06 November 2011

Hop A Plane

It feels like I am being unreasonable or dramatic. But if you knew the ins and outs and all of the inner workings and expectations in this well oiled machine you would understand. We always talk on Sundays. It is just one of the few days when the time difference allots us both being home at normal hours. Also it is one of the few times when I dont feel rushed to say everything while in a form of transit. And if we dont talk every few days you think something is wrong. Growing up if I didnt keep in touch you would have my head. You worry. So I learned. I learned that even though checking in and updates seemed irrelevant to me, they mean the world to you. So I changed.

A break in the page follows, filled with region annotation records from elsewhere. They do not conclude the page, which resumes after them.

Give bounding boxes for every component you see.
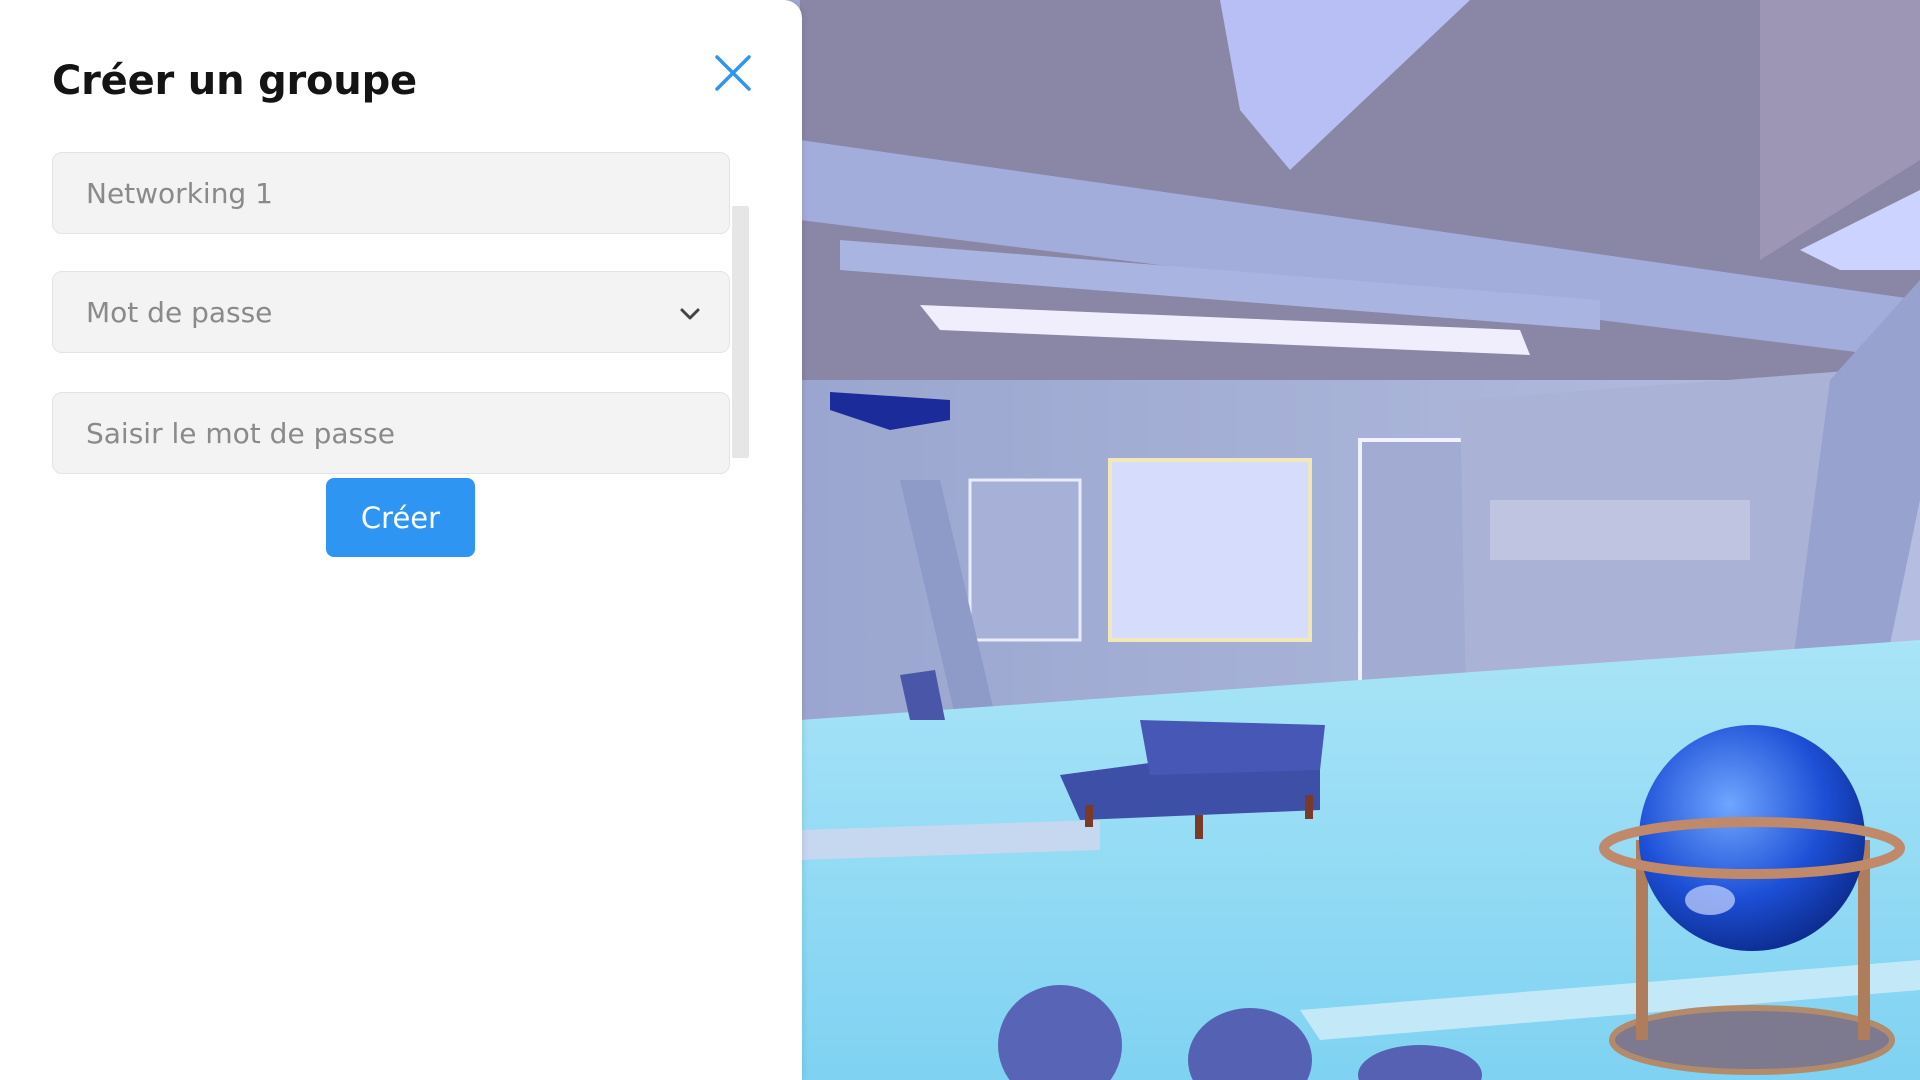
group-name-input[interactable] (52, 152, 730, 234)
close-icon (715, 55, 751, 91)
chevron-down-icon (680, 308, 700, 320)
create-button[interactable]: Créer (326, 478, 475, 557)
access-type-select[interactable]: Mot de passe (52, 271, 730, 353)
create-group-panel: Créer un groupe Mot de passe Créer (0, 0, 802, 1080)
panel-title: Créer un groupe (52, 58, 417, 104)
close-button[interactable] (708, 48, 758, 98)
access-type-value: Mot de passe (86, 295, 273, 329)
form-scrollbar[interactable] (732, 206, 749, 458)
password-input[interactable] (52, 392, 730, 474)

So when I got a skype call of the little one being lonely I was confused. You forgot to tell me you actually were going on a cruise, and that you left. You had mentioned it was an option but that is all that it was. I wasnt prepared. I had so many things to say. I get that it is only ten days. But it is the most stressful ten days of the semester in a sense as it is finals for me. And more than that I have had so much on my mind and I worry a lot. So when you left and didnt call me first it cut. It was like your own rules meant nothing when they applied to you.

I really do hope your cruise is epic. But I wont lie, I am sad that you left and forgot to tell me. It makes me feel, well, forgotten. More importantly the little one is hurting still, so much. So my heart breaks that I am not there for her. I will rearrange anything this week to ensure that she feels loved. Even when that means lost study time or missing something. She needs to know that distance means little and I still love her more than anything.

It is dramatic but this is what I imagine you dying being like, except this isnt bad. But that instant feeling of you being gone and be not knowing and not being there and feeling lost and empty and alone and sad is what I imagine it being like. I dont really like that feeling much. I know that we grow up and move out but you never have really let go so I just dont understand how you forgot me. I am sure it wont be a big deal to you when I mention it, and you wont realize it made me cry. I just worry and feel like I have so much to say to you and you arent there. I hate that feeling. I just want the next ten days to be over and for you to be back and for me to hit the halfway point, a point where I can finally breathe again. Be safe. Please.